UN VIAGGIO NEL MONDO DELLE SCIENZE MOSTRE, LABORATORI, CONFERENZE DAL 1 AL 15 OTTOBRE 2011

Fisica, musica, chimica dell’800, ma anche matematica e astronomia: dal 1 al 15 ottobre 2011 Torino apre le porte alla terza edizione di «Ottobre Scienza», il grande evento che unisce esperti e appassionati, per intraprendere un affascinante viaggio alla scoperta delle discipline scientifiche.

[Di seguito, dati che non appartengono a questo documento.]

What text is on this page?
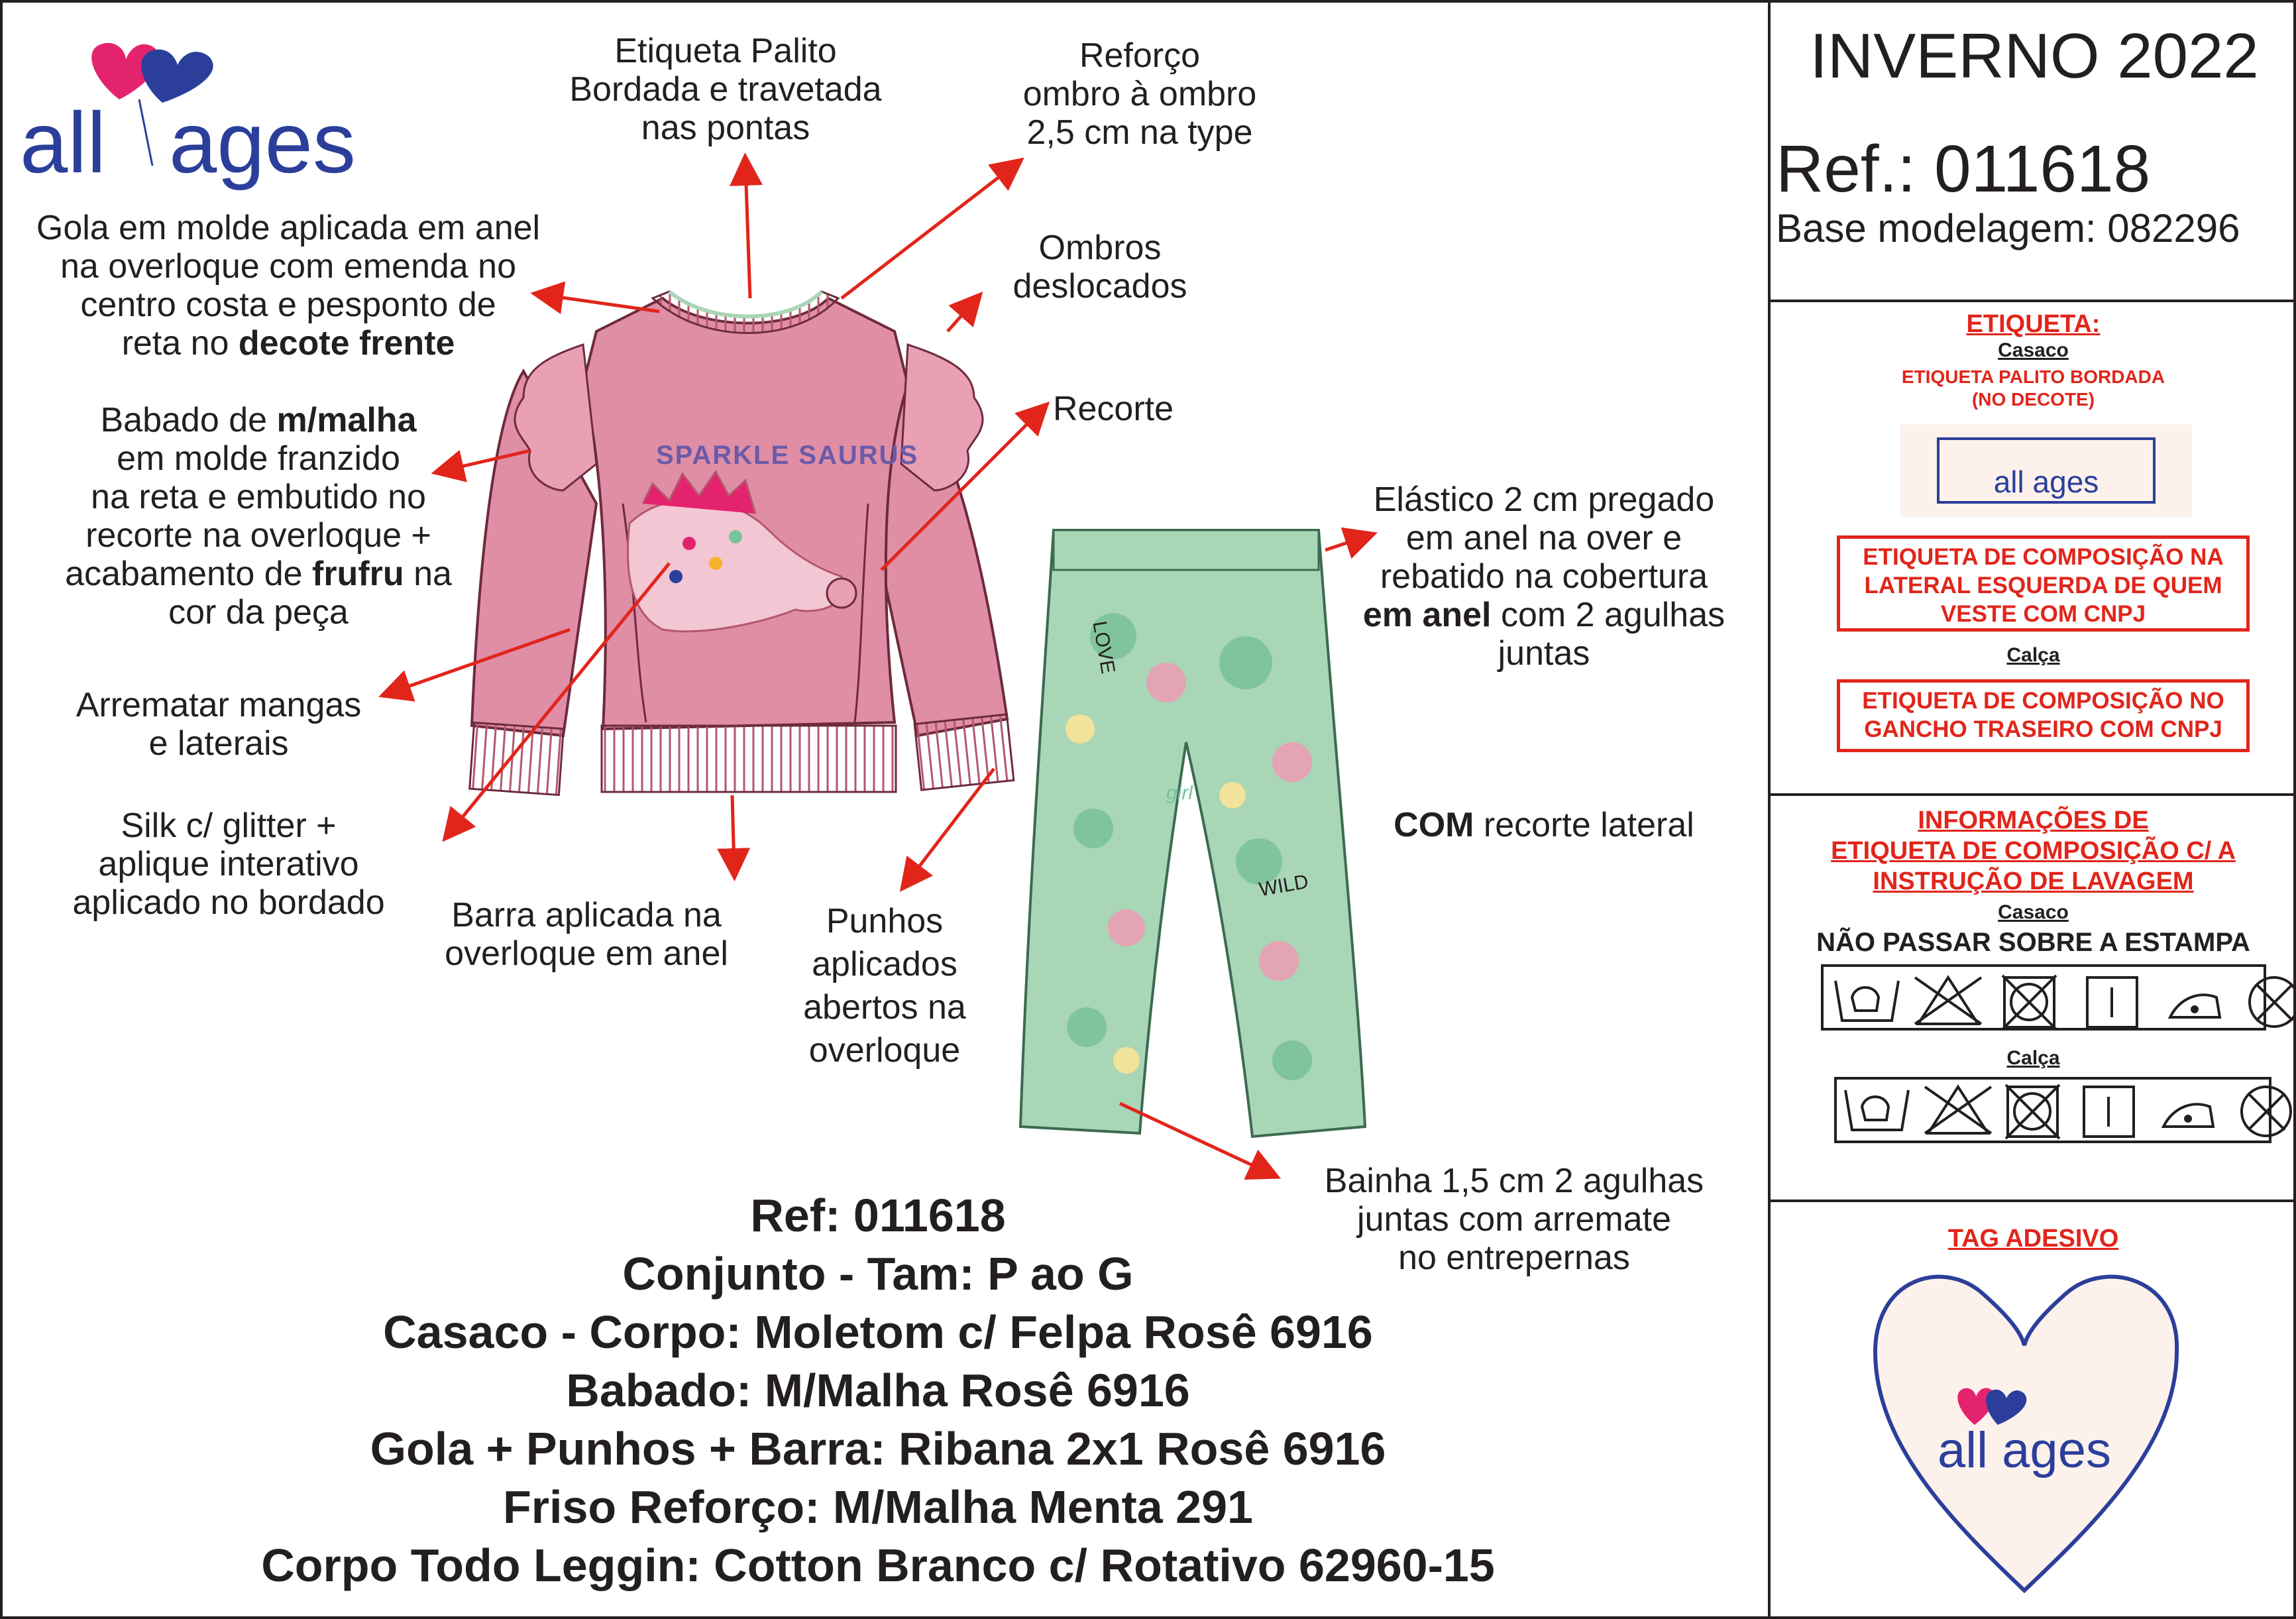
all ages
INVERNO 2022
Ref.: 011618
Base modelagem: 082296
SPARKLE SAURUS
LOVE
WILD
girl
Etiqueta Palito
Bordada e travetada
nas pontas
Reforço
ombro à ombro
2,5 cm na type
Gola em molde aplicada em anel
na overloque com emenda no
centro costa e pesponto de
reta no decote frente
Ombros
deslocados
Recorte
Babado de m/malha
em molde franzido
na reta e embutido no
recorte na overloque +
acabamento de frufru na
cor da peça
Elástico 2 cm pregado
em anel na over e
rebatido na cobertura
em anel com 2 agulhas
juntas
Arrematar mangas
e laterais
Silk c/ glitter +
aplique interativo
aplicado no bordado
COM recorte lateral
Barra aplicada na
overloque em anel
Punhos
aplicados
abertos na
overloque
Bainha 1,5 cm 2 agulhas
juntas com arremate
no entrepernas
Ref: 011618
Conjunto - Tam: P ao G
Casaco - Corpo: Moletom c/ Felpa Rosê 6916
Babado: M/Malha Rosê 6916
Gola + Punhos + Barra: Ribana 2x1 Rosê 6916
Friso Reforço: M/Malha Menta 291
Corpo Todo Leggin: Cotton Branco c/ Rotativo 62960-15
ETIQUETA:
Casaco
ETIQUETA PALITO BORDADA
(NO DECOTE)
all ages
ETIQUETA DE COMPOSIÇÃO NA
LATERAL ESQUERDA DE QUEM
VESTE COM CNPJ
Calça
ETIQUETA DE COMPOSIÇÃO NO
GANCHO TRASEIRO COM CNPJ
INFORMAÇÕES DE
ETIQUETA DE COMPOSIÇÃO C/ A
INSTRUÇÃO DE LAVAGEM
Casaco
NÃO PASSAR SOBRE A ESTAMPA
Calça
TAG ADESIVO
all ages
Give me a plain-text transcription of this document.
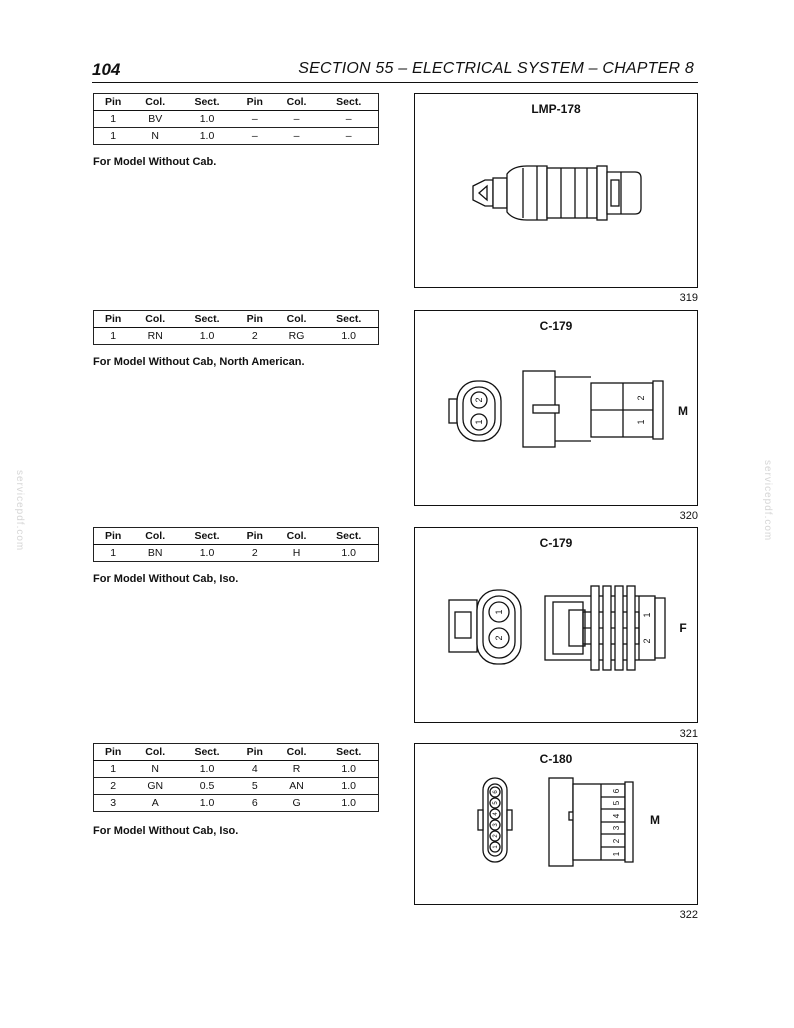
104	SECTION 55 – ELECTRICAL SYSTEM – CHAPTER 8
servicepdf.com	servicepdf.com
Pin	Col.	Sect.	Pin	Col.	Sect.
1	BV	1.0	–	–	–
1	N	1.0	–	–	–
For Model Without Cab.
LMP-178
319
Pin	Col.	Sect.	Pin	Col.	Sect.
1	RN	1.0	2	RG	1.0
For Model Without Cab, North American.
C-179
2
1
2
1
M
320
Pin	Col.	Sect.	Pin	Col.	Sect.
1	BN	1.0	2	H	1.0
For Model Without Cab, Iso.
C-179
1
2
1
2
F
321
Pin	Col.	Sect.	Pin	Col.	Sect.
1	N	1.0	4	R	1.0
2	GN	0.5	5	AN	1.0
3	A	1.0	6	G	1.0
For Model Without Cab, Iso.
C-180
6
5
4
3
2
1
6
5
4
3
2
1
M
322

Decine di esperimenti, mostre interattive, conferenze e laboratori animeranno le sale del Museo di Scienze Naturali e del centro culturale Pier Giorgio Frassati (via delle Rosine 15), oltre a piazza Valdo Fusi.

Note, ritmo e melodie diventano oggetto di analisi scientifica al Museo Regionale di Scienze Naturali nella mostra “Il suono e l’armonia” che prende in esame onde sonore e variazioni di timbro degli strumenti musicali classici, elettrici ed elettronici. Diapason e tamburi, ma anche computer e campionatori, saranno gli strumenti utilizzati per allenare la percezione a riconoscere intervalli, sequenze ritmiche ed armonie. Ma non ci saranno solo acustica, tecnologia ed elettronica: uno spazio sarà anche dedicato alla fisiologia della percezione sonora. L’allestimento, a cui hanno collaborato gli studenti dell’Accademia Albertina guidati dal prof. Belgioioso ed il gruppo Isaac Team del Politecnico coordinati dalla dott. Mara Sola, è una delle sei mostre scelte dal Festival della Scienza di Genova per presentare il programma della manifestazione 2011 alla stampa.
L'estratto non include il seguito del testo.